The biggest ways that hEDS affects me are: it makes my joints and tendons hyperextend and dislocate (I have dislocated my shoulder just by high-fiving my husband for doing the dishes), which in turn causes me lots of joint pain, muscle weakness and spasticity; it makes me feel a lot of fatigue on a very regular basis (I can’t begin to tell you how much I love naps); I get bad muscle weakness in my throat and vocal cords; I have digestive problems associated with it; I can get dizzy and an increased heart rate when I stand up sometimes (and then I promptly fall over); and occasionally I can get pretty bad brain fog which makes it hard to string together sentences (which is why this blog post has taken me approximately fifteen years to write).
I’m trying to think of an aspect of my life that hasn’t been changed by the onset of my Ehlers-Danlos syndrome and I honestly can’t think of anything. It’s always there, but not in a nice, supportive kind of way. I presumably have had hEDS my entire life, and when I look back I can see signs of it throughout the years: sprained ankles, crushing fatigue after playing a sport, having to tape my pen to my hand so I could hold it long enough to write my exams in university.
But, only in the last few years has it progressed enough and brought about enough symptoms for a diagnosis to be made. And now, hEDS affects my ability to walk, talk, work, and have fun. Some days are better than others, but even on the good days I am usually still affected by it.
It’s important for me to note that, like many chronic illnesses, EDS affects everyone differently – so my story will likely be very different from the next person who tells you they have EDS. Some people get very severe symptoms, and some people aren’t badly affected at all.

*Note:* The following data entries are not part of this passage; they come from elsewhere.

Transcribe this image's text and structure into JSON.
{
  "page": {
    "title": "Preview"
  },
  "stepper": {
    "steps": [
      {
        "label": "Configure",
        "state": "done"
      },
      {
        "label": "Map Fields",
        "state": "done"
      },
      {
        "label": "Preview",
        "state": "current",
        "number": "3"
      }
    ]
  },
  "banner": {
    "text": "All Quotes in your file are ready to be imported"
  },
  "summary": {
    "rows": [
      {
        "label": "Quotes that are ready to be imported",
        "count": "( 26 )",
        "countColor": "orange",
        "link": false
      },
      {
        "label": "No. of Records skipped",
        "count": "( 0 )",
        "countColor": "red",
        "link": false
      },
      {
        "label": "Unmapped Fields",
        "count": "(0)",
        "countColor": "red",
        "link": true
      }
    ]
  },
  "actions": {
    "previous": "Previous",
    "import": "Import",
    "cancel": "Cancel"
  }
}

In my case, it’s been almost 3 years now since I have been able to work. It’s been about a year since I’ve even left my house on my own. EDS causes my body to be very unpredictable to me. I can wake up feeling great, and ten minutes later I can be too weak to walk from my kitchen to my bedroom. I can be making progress with physical therapy and building up strength around a certain joint, and then before I know it I can dislocate it again and have to start over.
My shoulders, hips, and knees are extremely unstable so I can be going about my day minding my own business and then bam, my hip is out and I’m waddling around the house like a penguin. My mobility can honestly change 20 times in a single day. That can make it hard to plan ahead for things like work, volunteer commitments, or hanging out with friends.
*Another nap break*
I often say that hEDS has taken away my ability to be spontaneous because so much planning has to go into me being able to leave the house to do a thing. For years I was using canes and several different types of crutches, but my needs were changing so quickly that I couldn’t keep up with what mobility aid I needed to use when. I couldn’t leave the house with approximately seventy-five different mobility aids because I only have two hands (and they aren’t great at holding even one!). I felt it was time to try something different, to see if I could gain some sense of freedom back.
Several months ago, a dislocated tendon in my left arm (which is STILL dislocated) had me in a cast from my fingers to above my elbow, and I realized that using two crutches wasn’t an option anymore. So it was time. I got myself a Rollz Motion, the Transformer of the mobility aid world. I unpacked it, and my life definitely changed for the better. I now have a mobility aid that can change back and forth as often as my joints pop in and out place (which is very, very often).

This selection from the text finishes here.